Aussi, analyse M. Gana, le plan doit intégrer la «substitution progressive à l'importation des produits alimentaires de large consommation (céréales, produits laitiers, viandes, sucres et les huiles) par la promotion de la production nationale». Dans l'objectif de réduire la vulnérabilité du pays à l'importation des denrées alimentaires de base, il est, aux yeux de l’universitaire, «primordial d'appuyer et de protéger la production nationale afin d'approvisionner le marché local mais aussi de diversifier les échanges avec le reste du monde». Rappelant que l'Algérie se situe au cœur d’un axe Afrique-Med- Europe, M. Gana affirme qu’il est temps de «faire jouer cette proximité géographique entre les marchés européens et le Maghreb». Aussi, il convient de souligner que la crise de Covid-19 a montré, à travers les pays touchés, que l'Etat doit considérer la croissance sous une nouvelle vision. En effet, explique l’universitaire, «la satisfaction de la demande interne, et la réduction de la dépendance alimentaire sont parmi les stimulants fondamentaux de cette croissance. Pour cela, il faut rétablir le modèle actuel et mener des politiques actives en matière d’accumulation durable des principaux facteurs de production à savoir, le travail et la terre».
Par ailleurs, M. Gana souligne que la riposte à la pandémie du coronavirus de certains pays exportateurs de biens alimentaires avait exercé une tension sans précédent sur les chaînes d'approvisionnement et a provoqué une panique généralisée sur les marchés mondiaux.

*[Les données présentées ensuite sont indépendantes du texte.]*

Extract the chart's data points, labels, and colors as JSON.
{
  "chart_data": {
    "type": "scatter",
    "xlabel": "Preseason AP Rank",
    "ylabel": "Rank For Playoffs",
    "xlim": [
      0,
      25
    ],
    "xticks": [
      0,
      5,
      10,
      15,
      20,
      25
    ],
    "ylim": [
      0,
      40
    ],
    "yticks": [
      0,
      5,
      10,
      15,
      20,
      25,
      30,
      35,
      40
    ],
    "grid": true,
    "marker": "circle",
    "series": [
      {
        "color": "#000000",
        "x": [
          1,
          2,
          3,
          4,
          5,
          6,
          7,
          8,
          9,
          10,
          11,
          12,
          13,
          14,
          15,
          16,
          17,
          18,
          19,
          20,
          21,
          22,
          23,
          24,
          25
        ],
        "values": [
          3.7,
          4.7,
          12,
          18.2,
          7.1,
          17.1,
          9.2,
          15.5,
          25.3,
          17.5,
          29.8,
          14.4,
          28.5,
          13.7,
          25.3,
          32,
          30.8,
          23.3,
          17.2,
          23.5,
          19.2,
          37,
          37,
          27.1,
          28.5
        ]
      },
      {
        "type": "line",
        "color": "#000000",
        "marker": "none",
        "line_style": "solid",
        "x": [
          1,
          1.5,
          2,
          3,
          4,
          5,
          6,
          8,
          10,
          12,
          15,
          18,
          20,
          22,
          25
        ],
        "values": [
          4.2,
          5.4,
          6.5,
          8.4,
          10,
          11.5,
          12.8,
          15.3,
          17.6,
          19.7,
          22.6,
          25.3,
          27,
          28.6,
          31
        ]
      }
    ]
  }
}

Il y a eu, d'un côté, des décisions prises par les pays importateurs, comme le cas de l'Algérie, dont la satisfaction de la consommation découle des produits importés. Ces décisions, précise-t-il, se déclinent en mesures de court terme par la suspension temporaire des «produits importés» et l'interdiction des exportations afin de couvrir les besoins alimentaires de la population par la promotion de la production nationale. D’un autre côté, il y a aussi des décisions prises par certains pays exportateurs relatives à l'interruption des exportations de matières agricoles notamment celles à caractère stratégique. En effet, explique M. Gana, par mesure de précaution, les grands pays importateurs de la rive sud de la Méditerranée ont multiplié ces derniers mois les opérations d’importation de blé.